Maudie ha estado enferma de nuevo. De nuevo la he visitado dos veces al día, antes y después del trabajo. Dos veces al día, plantada junto a la mesa, apoyándose en ella, el peso en las palmas, desnuda, mientras le echaba agua hasta que la mierda y la orina apestosa desaparecían.
La peste
. Su cuerpo, una jaula de huesos, amarillo, arrugado, sus entrepiernas como las de una niña, sin pelos, pero largos pelos negros en las axilas. Esto me agota. Le dije:

—Maudie, le mandarán una enfermera para lavarla.

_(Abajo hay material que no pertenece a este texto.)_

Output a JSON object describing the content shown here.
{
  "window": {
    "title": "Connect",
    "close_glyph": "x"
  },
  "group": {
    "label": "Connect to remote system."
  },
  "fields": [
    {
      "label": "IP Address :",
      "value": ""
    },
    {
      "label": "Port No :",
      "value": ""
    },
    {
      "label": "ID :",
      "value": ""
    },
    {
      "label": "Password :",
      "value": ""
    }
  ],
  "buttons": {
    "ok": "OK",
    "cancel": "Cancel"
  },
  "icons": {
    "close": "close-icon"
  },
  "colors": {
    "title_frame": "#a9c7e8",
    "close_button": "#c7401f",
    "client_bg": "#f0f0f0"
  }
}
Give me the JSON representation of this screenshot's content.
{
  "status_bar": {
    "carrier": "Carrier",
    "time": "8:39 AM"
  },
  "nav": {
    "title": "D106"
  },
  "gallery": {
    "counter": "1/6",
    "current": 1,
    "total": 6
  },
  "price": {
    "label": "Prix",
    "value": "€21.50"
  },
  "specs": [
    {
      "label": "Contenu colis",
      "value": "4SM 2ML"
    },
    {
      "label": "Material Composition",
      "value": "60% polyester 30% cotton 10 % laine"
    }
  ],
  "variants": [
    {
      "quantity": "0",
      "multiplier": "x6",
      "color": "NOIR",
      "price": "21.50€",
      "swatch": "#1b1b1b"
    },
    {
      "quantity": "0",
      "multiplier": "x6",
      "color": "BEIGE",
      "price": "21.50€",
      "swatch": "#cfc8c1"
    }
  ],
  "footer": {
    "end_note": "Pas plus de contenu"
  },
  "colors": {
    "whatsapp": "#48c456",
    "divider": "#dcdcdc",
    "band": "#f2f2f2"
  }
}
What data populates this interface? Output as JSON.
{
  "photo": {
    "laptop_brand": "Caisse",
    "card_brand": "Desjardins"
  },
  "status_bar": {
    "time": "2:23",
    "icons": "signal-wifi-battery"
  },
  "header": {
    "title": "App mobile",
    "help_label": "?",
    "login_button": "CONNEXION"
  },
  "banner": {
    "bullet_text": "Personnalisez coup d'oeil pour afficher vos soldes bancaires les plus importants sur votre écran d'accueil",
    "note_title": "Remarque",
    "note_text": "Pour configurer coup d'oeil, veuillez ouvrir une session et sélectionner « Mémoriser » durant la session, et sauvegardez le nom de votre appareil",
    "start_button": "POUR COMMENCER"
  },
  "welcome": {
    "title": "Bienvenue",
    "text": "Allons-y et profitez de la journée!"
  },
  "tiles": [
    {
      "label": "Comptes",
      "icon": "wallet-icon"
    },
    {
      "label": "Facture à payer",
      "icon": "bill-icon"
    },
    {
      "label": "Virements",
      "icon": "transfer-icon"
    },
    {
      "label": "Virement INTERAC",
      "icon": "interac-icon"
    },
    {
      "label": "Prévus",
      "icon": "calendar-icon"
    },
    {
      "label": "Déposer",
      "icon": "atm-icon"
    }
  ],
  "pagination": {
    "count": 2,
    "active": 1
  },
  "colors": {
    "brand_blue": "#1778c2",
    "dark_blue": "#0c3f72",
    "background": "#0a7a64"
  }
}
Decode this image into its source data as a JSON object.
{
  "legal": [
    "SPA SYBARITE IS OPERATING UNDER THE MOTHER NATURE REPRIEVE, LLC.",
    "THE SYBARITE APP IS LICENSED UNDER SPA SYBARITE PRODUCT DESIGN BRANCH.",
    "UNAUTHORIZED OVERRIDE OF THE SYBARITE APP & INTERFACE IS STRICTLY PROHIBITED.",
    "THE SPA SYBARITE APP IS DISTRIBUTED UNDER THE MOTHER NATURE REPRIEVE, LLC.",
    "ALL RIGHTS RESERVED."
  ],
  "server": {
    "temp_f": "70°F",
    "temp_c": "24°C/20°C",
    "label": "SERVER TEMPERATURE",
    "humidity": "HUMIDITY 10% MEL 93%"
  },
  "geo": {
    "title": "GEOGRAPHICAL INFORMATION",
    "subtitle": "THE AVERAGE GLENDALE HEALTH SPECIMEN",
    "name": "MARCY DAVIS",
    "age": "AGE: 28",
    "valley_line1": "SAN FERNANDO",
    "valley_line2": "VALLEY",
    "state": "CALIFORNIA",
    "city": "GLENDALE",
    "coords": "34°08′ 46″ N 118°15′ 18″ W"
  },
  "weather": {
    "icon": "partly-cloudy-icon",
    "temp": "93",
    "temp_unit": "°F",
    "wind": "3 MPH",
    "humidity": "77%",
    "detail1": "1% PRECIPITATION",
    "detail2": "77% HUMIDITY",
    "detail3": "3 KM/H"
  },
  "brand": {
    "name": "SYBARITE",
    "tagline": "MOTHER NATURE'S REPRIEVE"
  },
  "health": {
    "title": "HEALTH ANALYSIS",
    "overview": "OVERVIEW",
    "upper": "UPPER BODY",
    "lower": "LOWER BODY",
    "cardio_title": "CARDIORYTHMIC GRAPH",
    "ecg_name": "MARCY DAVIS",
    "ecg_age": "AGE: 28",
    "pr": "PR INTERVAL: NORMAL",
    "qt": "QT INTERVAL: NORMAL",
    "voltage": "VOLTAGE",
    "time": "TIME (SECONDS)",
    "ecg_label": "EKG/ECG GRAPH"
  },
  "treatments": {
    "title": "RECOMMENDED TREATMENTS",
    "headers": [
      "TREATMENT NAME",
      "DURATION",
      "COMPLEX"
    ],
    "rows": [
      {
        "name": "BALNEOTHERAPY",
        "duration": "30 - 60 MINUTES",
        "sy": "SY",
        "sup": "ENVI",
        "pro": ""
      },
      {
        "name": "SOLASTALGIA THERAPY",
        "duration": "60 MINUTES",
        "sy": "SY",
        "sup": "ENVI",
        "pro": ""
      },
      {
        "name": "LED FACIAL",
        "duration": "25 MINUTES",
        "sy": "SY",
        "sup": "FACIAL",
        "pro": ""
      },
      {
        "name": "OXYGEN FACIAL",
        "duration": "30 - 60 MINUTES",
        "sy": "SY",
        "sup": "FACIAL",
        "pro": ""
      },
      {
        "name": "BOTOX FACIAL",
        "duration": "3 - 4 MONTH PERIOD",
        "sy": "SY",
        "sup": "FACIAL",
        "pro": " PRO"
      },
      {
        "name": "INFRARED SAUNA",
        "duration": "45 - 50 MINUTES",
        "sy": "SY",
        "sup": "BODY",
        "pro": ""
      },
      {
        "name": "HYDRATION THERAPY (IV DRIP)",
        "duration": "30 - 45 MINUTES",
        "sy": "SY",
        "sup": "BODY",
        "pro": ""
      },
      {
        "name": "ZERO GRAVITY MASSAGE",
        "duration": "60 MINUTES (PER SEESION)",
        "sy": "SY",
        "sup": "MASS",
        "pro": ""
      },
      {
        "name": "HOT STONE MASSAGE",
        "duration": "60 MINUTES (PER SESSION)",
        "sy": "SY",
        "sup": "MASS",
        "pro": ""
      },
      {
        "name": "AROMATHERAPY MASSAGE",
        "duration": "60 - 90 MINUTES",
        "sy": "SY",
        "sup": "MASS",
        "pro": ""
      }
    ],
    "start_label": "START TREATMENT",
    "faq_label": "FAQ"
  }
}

—Vayase, no se lo pedí —me chilló.

Ambas estábamos tan cansadas y sobreexcitadas, que nos hemos chillado mutuamente como... ¿qué? Por la literatura, digo «verduleras», pero no es una verdulera, sino un cuerpo viejo recatado y respetable, o así se ha disfrazado durante años. He visto una fotografía, Maudie a los sesenta y cinco años, la imagen misma de la rectitud que todo lo desaprueba... No creo que entonces me hubiera gustado. Se dijo: Me gustan los niños, les gusto, mi hermana no permitirá que me acerque a ella ahora que ya no cría, ya no precisa de mis servicios. Por lo tanto, Maudie puso un anuncio en el periódico de Willesden y respondió un viudo. Tenía tres hijos, de ocho, nueve, diez años. A Maudie la instalaron en el sofá de la cocina y le daban la comida, a cambio de: limpiar la casa, zurcir la ropa de él, la ropa de los niños, preparar tres comidas al día y el pan, cuidar de los niños. El era pescadero. Cuando llegaba para el almuerzo, si Maudie estaba sentada descansando, le decía: ¿No tiene nada que hacer? Le daba dos libras a la semana para comer todos y cuando le dije que era imposible, me respondió que ella se las apañaba. El hombre traía el pescado y se podía comprar pan y patatas. No, no era pobre, pero, dijo Maudie, no sabía comportarse, éste era su problema. Y Maudie se quedó, por los niños. Un día el hombre le dijo: ¿Quieres venir al cine conmigo? Fue y vio que los vecinos los observaban. Sabía lo que estaban pensando y no podía admitirlo. Limpió la casa de arriba abajo, se aseguró de que toda la ropa estaba cosida, hizo pan, preparó el servicio de té y dejó una nota: Mi hermana, que está enferma, me llama a su lado, sinceramente, Maudie Fowler.